Los otros
La experiencia de haber viajado durante semanas en metro y autobuses ha sido imponente. Me extraña que no se hable más de ello.
Si la especie urbana ha de ser observada al natural, nada mejor que el espacio donde asiduamente se acumulan para los desplazamientos. Allí, a diferencia de las escenas representadas en calles o plazas, las personas se muestran con una pesantez de individuos plúmbeos que los acerca mucho a la naturaleza mineral, mientras de vez en cuando, un párpado, un giro, una lenta incorporación, los devuelve al orden de los seres vivos. Con una limitación: raramente superan la delimitación animal para comportarse como humanos.

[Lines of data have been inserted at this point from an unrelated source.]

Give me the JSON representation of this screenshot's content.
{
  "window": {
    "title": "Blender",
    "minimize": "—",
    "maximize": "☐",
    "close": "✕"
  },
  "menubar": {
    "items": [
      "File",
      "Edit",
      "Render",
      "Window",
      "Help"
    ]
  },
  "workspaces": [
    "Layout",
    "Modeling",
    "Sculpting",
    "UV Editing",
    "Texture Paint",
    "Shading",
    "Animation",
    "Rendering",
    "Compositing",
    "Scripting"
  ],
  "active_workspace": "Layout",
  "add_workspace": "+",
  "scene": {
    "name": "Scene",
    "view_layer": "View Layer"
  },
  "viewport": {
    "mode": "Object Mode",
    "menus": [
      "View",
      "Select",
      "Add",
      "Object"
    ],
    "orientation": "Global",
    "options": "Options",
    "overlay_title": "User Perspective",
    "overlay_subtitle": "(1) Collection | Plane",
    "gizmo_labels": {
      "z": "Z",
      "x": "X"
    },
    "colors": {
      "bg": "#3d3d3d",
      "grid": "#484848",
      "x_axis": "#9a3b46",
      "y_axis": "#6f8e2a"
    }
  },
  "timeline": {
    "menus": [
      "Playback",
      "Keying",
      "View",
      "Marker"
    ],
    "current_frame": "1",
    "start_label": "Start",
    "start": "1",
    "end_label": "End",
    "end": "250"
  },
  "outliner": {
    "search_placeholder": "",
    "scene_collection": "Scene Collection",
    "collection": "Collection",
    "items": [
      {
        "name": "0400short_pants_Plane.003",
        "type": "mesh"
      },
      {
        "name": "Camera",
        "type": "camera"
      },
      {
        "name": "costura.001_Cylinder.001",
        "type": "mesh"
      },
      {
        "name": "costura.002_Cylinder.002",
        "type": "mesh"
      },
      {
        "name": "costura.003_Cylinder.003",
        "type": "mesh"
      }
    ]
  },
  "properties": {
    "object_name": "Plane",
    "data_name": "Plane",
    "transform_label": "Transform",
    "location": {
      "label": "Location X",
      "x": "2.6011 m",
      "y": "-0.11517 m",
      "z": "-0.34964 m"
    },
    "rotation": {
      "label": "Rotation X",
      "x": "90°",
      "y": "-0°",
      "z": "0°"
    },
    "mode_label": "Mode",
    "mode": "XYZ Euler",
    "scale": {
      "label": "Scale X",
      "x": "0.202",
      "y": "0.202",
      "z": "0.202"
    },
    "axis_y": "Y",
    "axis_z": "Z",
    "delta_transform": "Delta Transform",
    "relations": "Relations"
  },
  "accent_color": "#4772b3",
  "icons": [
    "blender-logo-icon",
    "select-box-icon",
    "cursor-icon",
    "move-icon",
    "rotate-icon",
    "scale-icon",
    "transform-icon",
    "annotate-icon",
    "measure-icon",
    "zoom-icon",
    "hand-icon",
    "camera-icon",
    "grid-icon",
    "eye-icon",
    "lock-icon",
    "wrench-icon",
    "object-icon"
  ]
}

Más bien el autobús o el vagón actúan como una cámara que abstrae de los usuarios su complejidad y los aproxima a la espesura del bulto. Bultos confusos y casi inertes que ocultan suavemente las pupilas para dormitar como en signo de abandono o de enfermedad linfática y que les conducirá a un más allá insonoro. Un ámbito vacío y ajeno a la molesta sustancia que supone la contigüidad de los demás y ante la cual se vive una fobia excepcional que elude el menor contacto y, siendo inevitable, lo recibe como ominoso cargamento.
Los del vagón se aglomeran en una masa, y de esa masa queremos desasirnos, ya sea con la vista desviada, el oído ciego y el mayor intervalo entre las ropas. De hecho, el otro viajero logra ser tan irreconocible que nada nos induce a constatarlo. Más que el recelo, la actitud apropiada consiste en practicar una indiferencia total. Una indiferencia que procura ignorar la indiferencia, de manera que viajamos allí como si el resto no lo hiciera como nosotros lo hacemos, y compusieran sólo un estibamiento, más o menos temporal, que sólo nos concierne en cuanto estorba.
Fuera de eso, los demás, no siendo humanos, podrían ser cualquier clase de peso muerto cuya existencia resulta sólo importante por su cantidad: el peso y el volumen de sus astrosas carnes envueltas.
Es decir, ¿concibió Sartre el existencialismo en las estaciones de Châtelet-Les Halles?